The Serious Fraud Office warned that companies who recruit "independent" experts to look into allegations of criminal behaviour in their businesses risked destroying the evidence needed to secure convictions and that privately paid-for investigations by external lawyers often had an "inherent conflict".
David Green, director-general of the SFO, which is considering launching a criminal probe into the GRG unit, told the Times: “The report itself may tend to minimise the problem one way or another. Later claims of legal privilege on witness statements taken by the external lawyers can be questionable. And, of course, the crime scene can be churned up by the investigation. The SFO will never take such a report at face value and will drill down into its evidence and conclusions."
RBS last year brought in Clifford Chance to look into allegations that its global restructuring group had deliberately driven businesses under for profit.
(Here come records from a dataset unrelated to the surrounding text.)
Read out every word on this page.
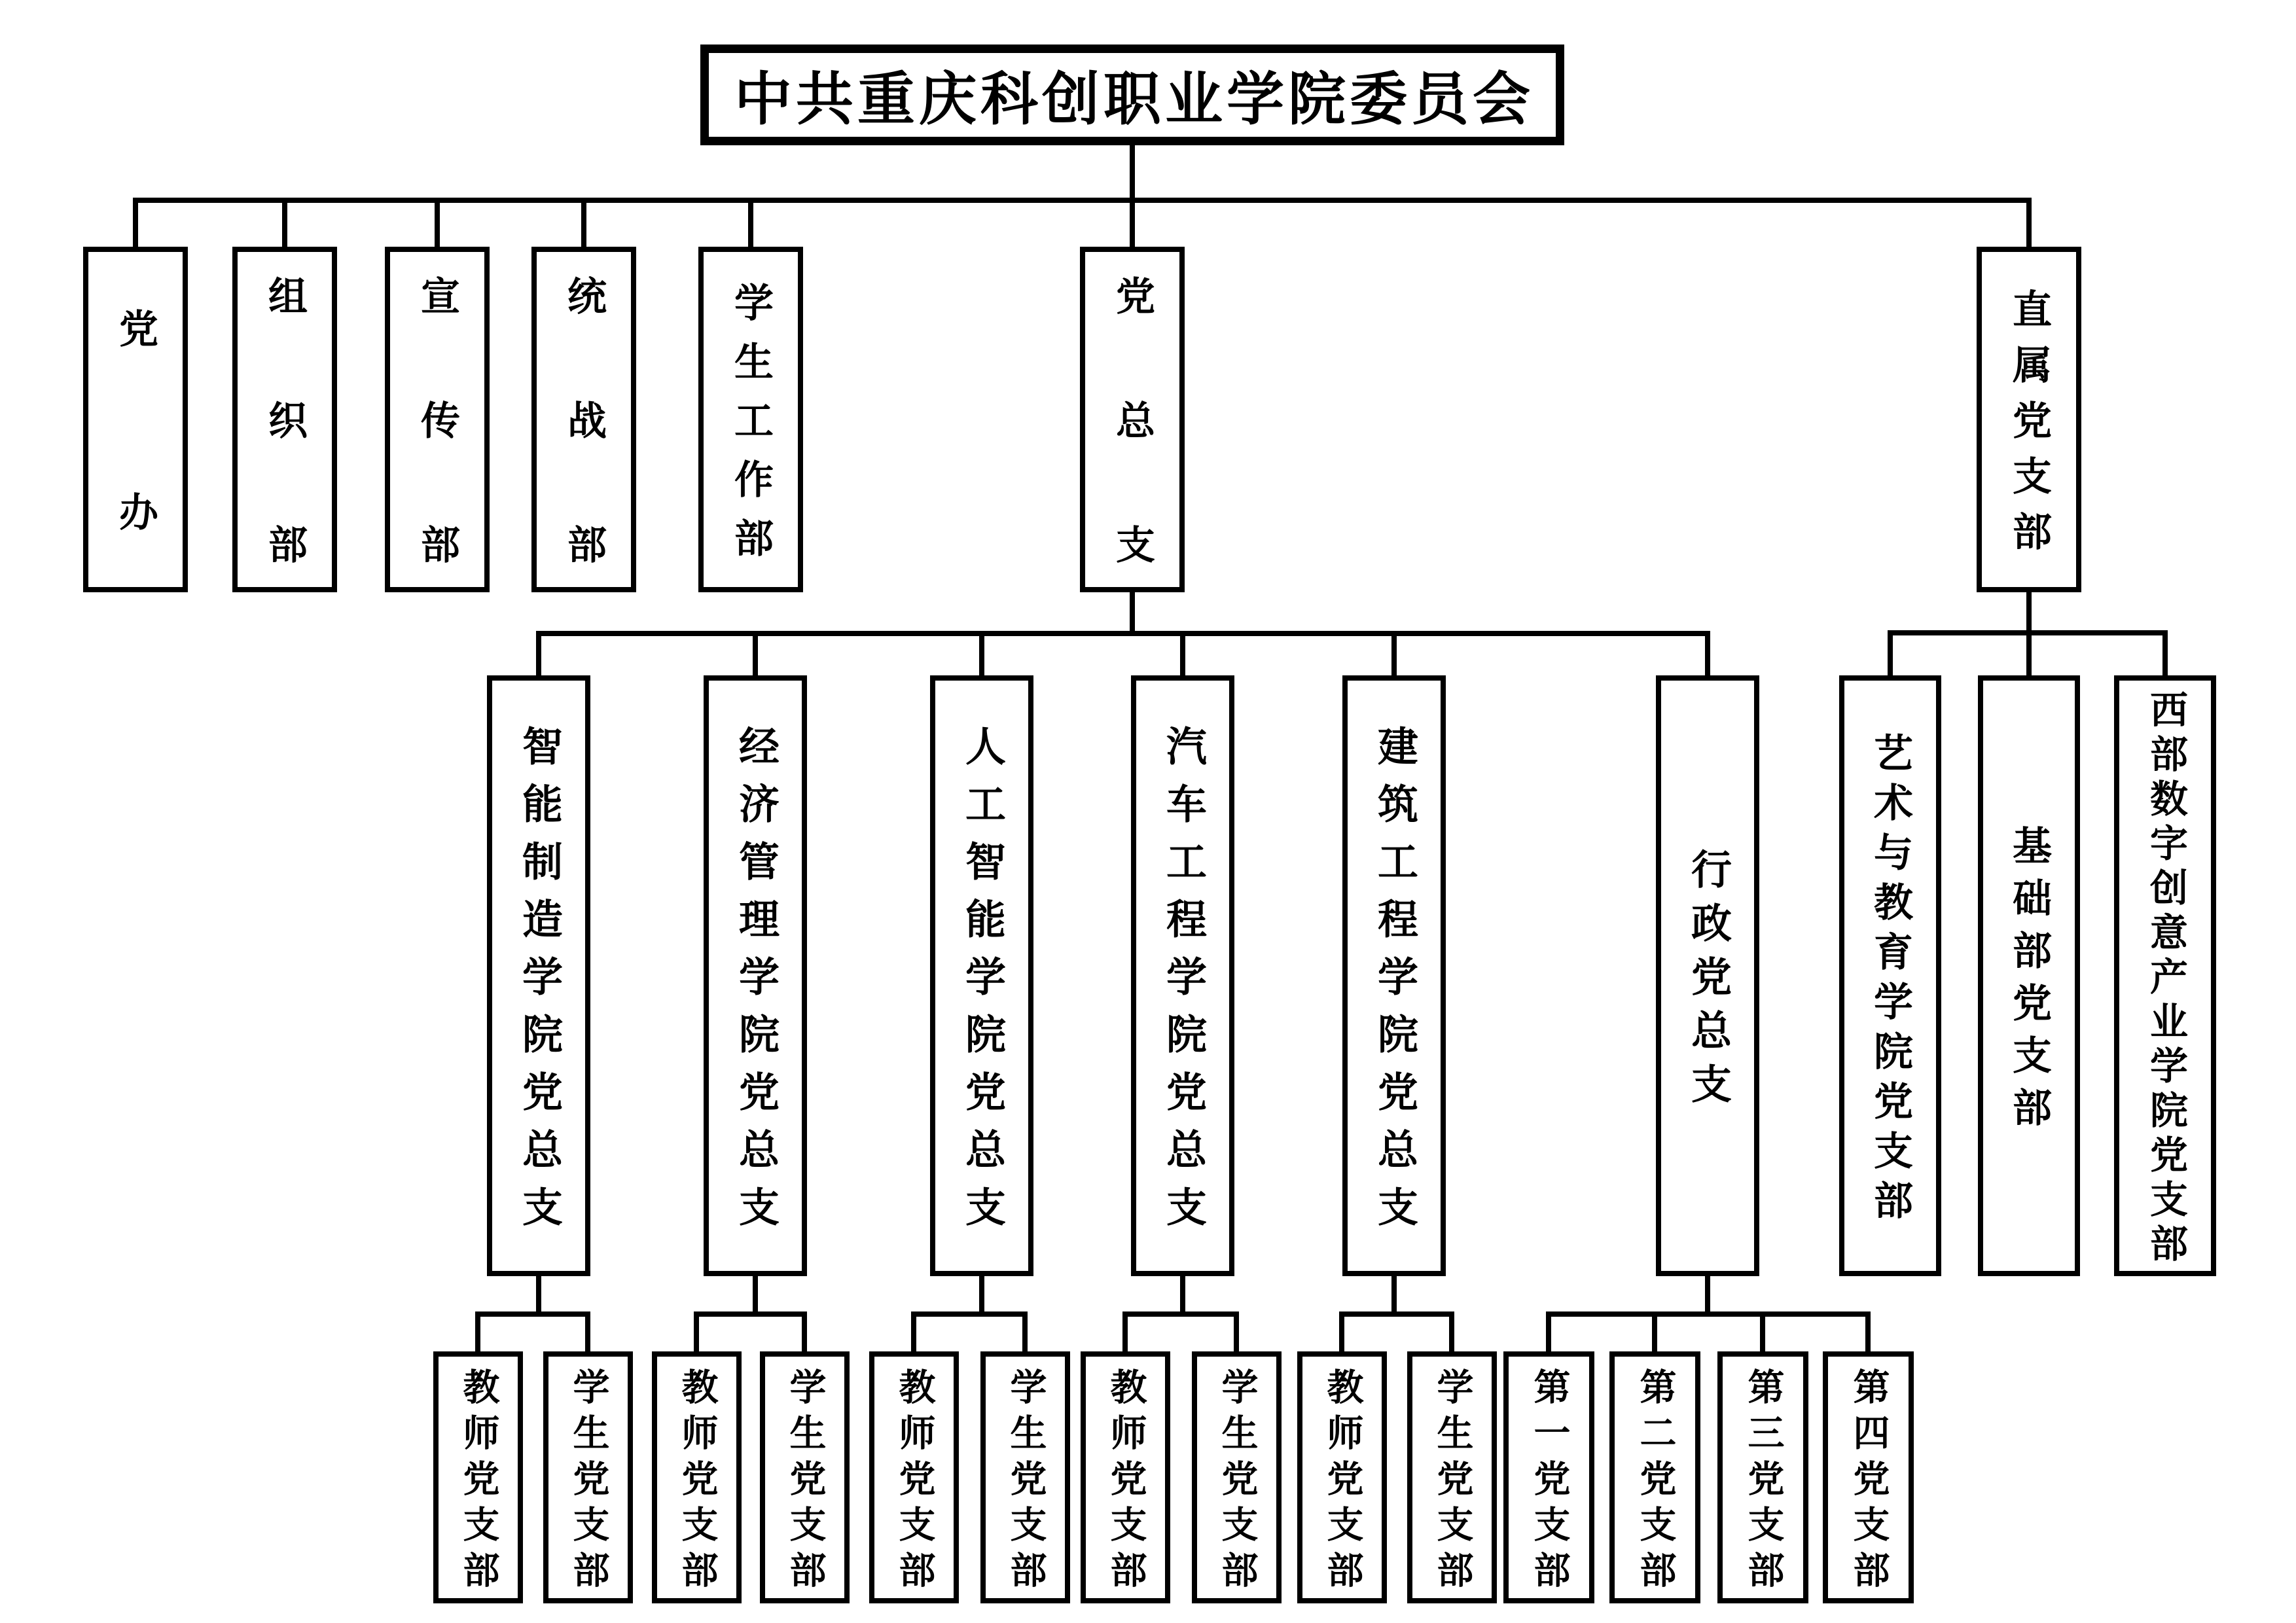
中共重庆科创职业学院委员会
党办	组织部	宣传部	统战部	学生工作部	党总支	直属党支部
智能制造学院党总支	经济管理学院党总支	人工智能学院党总支	汽车工程学院党总支	建筑工程学院党总支	行政党总支	艺术与教育学院党支部 基础部党支部 西部数字创意产业学院党支部
教师党支部 学生党支部 教师党支部 学生党支部 教师党支部 学生党支部 教师党支部 学生党支部 教师党支部 学生党支部 第一党支部 第二党支部 第三党支部 第四党支部
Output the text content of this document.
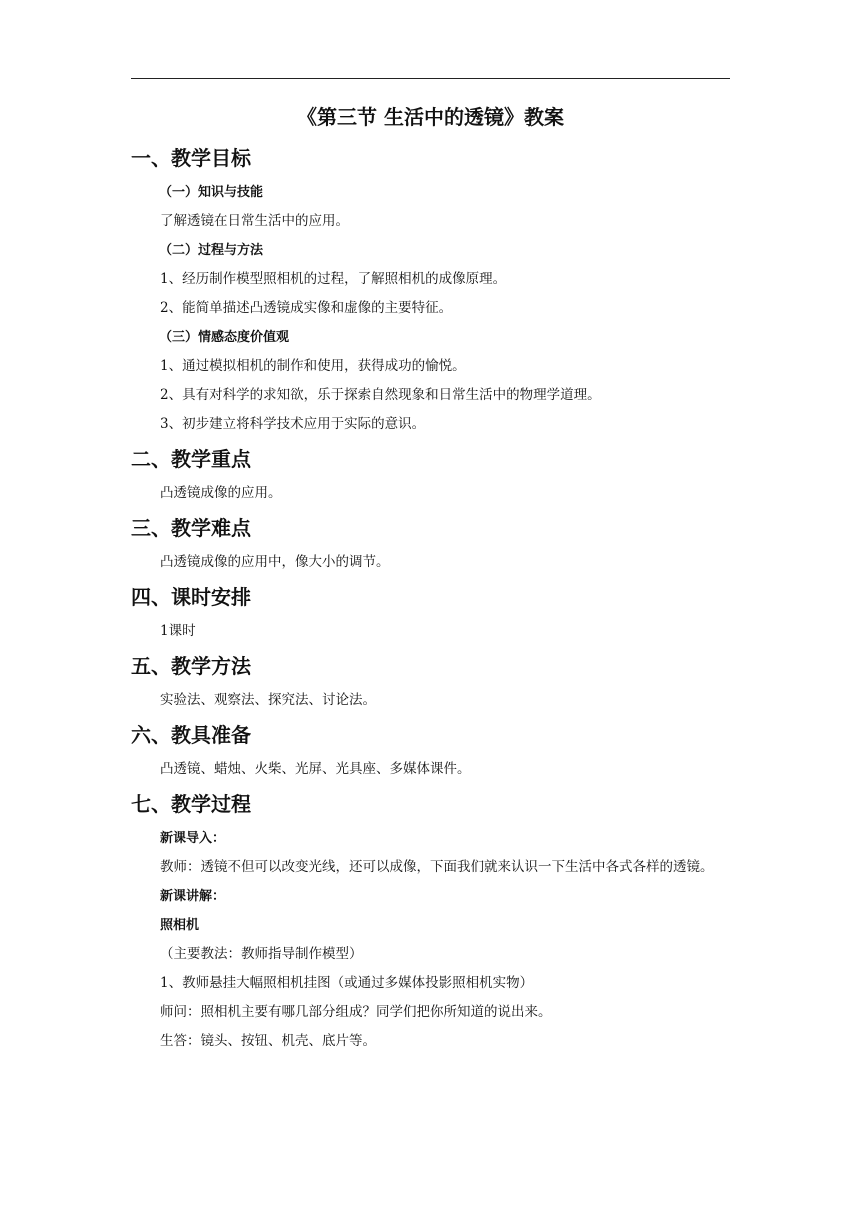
《第三节 生活中的透镜》教案
一、教学目标
（一）知识与技能
了解透镜在日常生活中的应用。
（二）过程与方法
1、经历制作模型照相机的过程，了解照相机的成像原理。
2、能简单描述凸透镜成实像和虚像的主要特征。
（三）情感态度价值观
1、通过模拟相机的制作和使用，获得成功的愉悦。
2、具有对科学的求知欲，乐于探索自然现象和日常生活中的物理学道理。
3、初步建立将科学技术应用于实际的意识。
二、教学重点
凸透镜成像的应用。
三、教学难点
凸透镜成像的应用中，像大小的调节。
四、课时安排
1课时
五、教学方法
实验法、观察法、探究法、讨论法。
六、教具准备
凸透镜、蜡烛、火柴、光屏、光具座、多媒体课件。
七、教学过程
新课导入：
教师：透镜不但可以改变光线，还可以成像，下面我们就来认识一下生活中各式各样的透镜。
新课讲解：
照相机
（主要教法：教师指导制作模型）
1、教师悬挂大幅照相机挂图（或通过多媒体投影照相机实物）
师问：照相机主要有哪几部分组成？同学们把你所知道的说出来。
生答：镜头、按钮、机壳、底片等。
The state-owned bank seized on Clifford Chance's £1.5 million report in an attempt to dispel entrepreneur Lawrence Tomlinson's allegations that the bank's GRG unit had been "killing off" small firms by adding on fees or pulling lines of credit.
However Alison Loveday, managing partner at independent law firm Berg, told HuffPostUK that the report "missed the opportunity to really uncover what was happening in GRG".
She added: "Initial feedback from clients is that they are not surprised by the outcome, as they always questioned Clifford Chance's independence and very much see this as a 'whitewash'."
The bank recently signalled that it would be winding up the controversial GRG unit, which shareholders accused in June of being staffed by "corporate psychopaths".
This came after RBS boss Ross McEwan was publicly ambushed about the unit, which is still being investigated by the Financial Conduct Authority city watchdog, and was forced to deny that it had been "malicious or fraudulent".
The SFO's warning to the Royal Bank of Scotland comes as the bank was fined £14.5 million over "serious failings" in its advice to mortgage customers.
The Financial Conduct Authority (FCA) said only two of the 164 sales it reviewed between June 2011 and March 2013 were considered to meet the standard required overall in a sales process.
It found RBS and its retail arm NatWest failed to consider the full extent of a customer's budget when making a recommendation, while staff did not advise customers what mortgage term was appropriate for them.
The regulator said there was no evidence that there was widespread detriment to customers, although RBS and NatWest will contact 30,000 consumers so they can raise any concerns they have about the advice they received.
RBS said that in response to the regulator's findings at the end of 2012, it overhauled its mortgage sales process and re-trained all mortgage advisers.